INVESTIGADORES
CASAGRANDA Maria Dolores
artículos
Título:
A comparison of NDM and PAE using real data.
Autor/es:
J. SALVADOR ARIAS; M. DOLORES CASAGRANDA; J.M. DÍAZ GÓMEZ
Revista:
CLADISTICS (PRINT)
Editorial:
WILEY-BLACKWELL PUBLISHING, INC
Referencias:
Lugar: Oxford; Año: 2010 vol. 26 p. 4 - 4
ISSN:
0748-3007
Resumen:
Although identification of areas of endemism is an important step in a biogeographical analysis, explicit methods for searching this patterns as PAE and NDM, follow very different criteria for its definition, and its application might result in identification of dissimilar areas of endemism from the same data set. Whereas a few a comparative analyses between methods for delimitation of areas of endemism has been done, up to now there are not numerical studies that formalize differences between those methods when real data are used.
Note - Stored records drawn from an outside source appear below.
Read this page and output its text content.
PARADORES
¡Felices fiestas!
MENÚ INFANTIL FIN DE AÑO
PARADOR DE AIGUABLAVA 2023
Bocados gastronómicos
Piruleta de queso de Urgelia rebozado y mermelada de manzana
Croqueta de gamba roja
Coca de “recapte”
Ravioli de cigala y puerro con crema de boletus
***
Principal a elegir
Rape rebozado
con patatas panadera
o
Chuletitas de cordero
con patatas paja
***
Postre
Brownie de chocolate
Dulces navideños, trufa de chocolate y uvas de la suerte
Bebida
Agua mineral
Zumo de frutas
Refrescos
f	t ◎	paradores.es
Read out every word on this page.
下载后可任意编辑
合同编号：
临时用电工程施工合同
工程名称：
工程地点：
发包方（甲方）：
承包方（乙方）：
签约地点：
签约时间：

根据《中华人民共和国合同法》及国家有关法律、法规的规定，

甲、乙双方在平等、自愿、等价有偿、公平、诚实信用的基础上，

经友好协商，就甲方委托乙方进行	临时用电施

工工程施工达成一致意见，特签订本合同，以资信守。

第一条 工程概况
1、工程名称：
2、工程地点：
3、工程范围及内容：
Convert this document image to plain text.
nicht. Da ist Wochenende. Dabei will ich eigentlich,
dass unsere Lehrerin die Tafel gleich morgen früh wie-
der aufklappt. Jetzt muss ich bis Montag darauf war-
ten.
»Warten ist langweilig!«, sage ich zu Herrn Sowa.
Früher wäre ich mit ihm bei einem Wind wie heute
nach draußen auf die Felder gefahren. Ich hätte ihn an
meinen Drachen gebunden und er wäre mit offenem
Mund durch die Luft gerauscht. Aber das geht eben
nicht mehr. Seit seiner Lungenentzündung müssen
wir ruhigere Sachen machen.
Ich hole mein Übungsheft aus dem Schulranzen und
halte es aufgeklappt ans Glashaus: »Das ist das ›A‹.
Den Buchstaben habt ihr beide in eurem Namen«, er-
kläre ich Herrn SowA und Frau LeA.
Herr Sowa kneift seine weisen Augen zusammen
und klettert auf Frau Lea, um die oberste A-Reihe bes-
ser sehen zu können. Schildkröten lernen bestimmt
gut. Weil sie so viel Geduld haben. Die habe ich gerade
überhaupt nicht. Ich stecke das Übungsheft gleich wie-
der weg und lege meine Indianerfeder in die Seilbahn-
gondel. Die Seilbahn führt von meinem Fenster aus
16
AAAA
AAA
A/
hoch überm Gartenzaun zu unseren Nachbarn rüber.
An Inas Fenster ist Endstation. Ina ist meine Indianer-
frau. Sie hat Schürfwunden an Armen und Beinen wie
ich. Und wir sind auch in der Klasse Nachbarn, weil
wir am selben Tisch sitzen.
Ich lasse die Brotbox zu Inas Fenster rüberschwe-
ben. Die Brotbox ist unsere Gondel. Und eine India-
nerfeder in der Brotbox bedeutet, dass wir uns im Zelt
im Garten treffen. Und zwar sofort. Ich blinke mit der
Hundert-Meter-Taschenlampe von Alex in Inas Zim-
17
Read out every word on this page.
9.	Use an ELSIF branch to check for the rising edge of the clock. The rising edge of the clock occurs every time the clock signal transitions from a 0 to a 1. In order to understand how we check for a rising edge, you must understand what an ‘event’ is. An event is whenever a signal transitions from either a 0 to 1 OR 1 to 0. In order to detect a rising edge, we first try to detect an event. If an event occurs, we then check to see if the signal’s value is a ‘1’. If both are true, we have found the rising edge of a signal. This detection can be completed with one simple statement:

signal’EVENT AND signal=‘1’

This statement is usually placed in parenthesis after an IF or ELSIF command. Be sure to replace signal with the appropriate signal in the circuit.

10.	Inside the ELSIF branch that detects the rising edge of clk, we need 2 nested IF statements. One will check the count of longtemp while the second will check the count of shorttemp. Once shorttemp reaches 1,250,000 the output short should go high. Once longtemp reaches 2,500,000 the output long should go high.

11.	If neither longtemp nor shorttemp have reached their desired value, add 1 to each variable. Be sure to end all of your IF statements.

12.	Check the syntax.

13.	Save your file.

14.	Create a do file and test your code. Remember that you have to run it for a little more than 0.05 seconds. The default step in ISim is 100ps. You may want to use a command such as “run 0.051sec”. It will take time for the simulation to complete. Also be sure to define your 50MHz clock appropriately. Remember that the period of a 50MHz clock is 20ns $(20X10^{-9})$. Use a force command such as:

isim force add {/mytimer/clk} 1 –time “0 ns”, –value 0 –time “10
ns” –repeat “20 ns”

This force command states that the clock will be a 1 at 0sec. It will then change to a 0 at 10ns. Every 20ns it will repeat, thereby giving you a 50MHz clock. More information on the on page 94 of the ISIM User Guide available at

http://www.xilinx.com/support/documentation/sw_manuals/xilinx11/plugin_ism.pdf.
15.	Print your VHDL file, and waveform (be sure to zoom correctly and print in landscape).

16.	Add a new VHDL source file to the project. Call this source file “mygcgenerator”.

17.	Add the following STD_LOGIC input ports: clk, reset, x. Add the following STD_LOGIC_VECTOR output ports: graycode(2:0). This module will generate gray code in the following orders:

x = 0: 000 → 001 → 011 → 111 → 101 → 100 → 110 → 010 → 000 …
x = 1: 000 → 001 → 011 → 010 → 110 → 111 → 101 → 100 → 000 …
In order to do these comparison we tested three methods for delimitation of areas of endemism: PAE (Morrone, 1994); PAE-PCE (Garcia-Barros et al., 2002), and NDM as proposed by Szumik and Goloboff (2004), on 20 published distributional data, and compared the stability of results. Stability is measured by the number of areas of endemism found in a jackknife resampled data sets, which are also found in the complete matrix. Two kind of jackknife were performed, a ´taxon´ jackknife, which removes a whole taxon´s distribution from the data, and a ´cell´ jackknife which removes cells scored as presence in the data matrix. The deletion probability is 1/e (the logn base, roughly 36%). We found that (1) NDM finds more areas than PAE, or PAE-PCE; (2) PAE-PCE does not generally find more areas than those obtained with PAE; (3) NDM results were the most stable to taxa deletion, while both PAE and PAE-PCE stability is poor; (4) Similarly, cell jackknife does not affect in a relevant way the number of stable areas obtained with NDM, but it greatly affects PAE and PAE-PCE performance. Our results highlight the limitations of parsimony, or its modifications, for the identification of areas of endemism, especially when distributional data sampling is "incomplete", as occurs in real distributional data.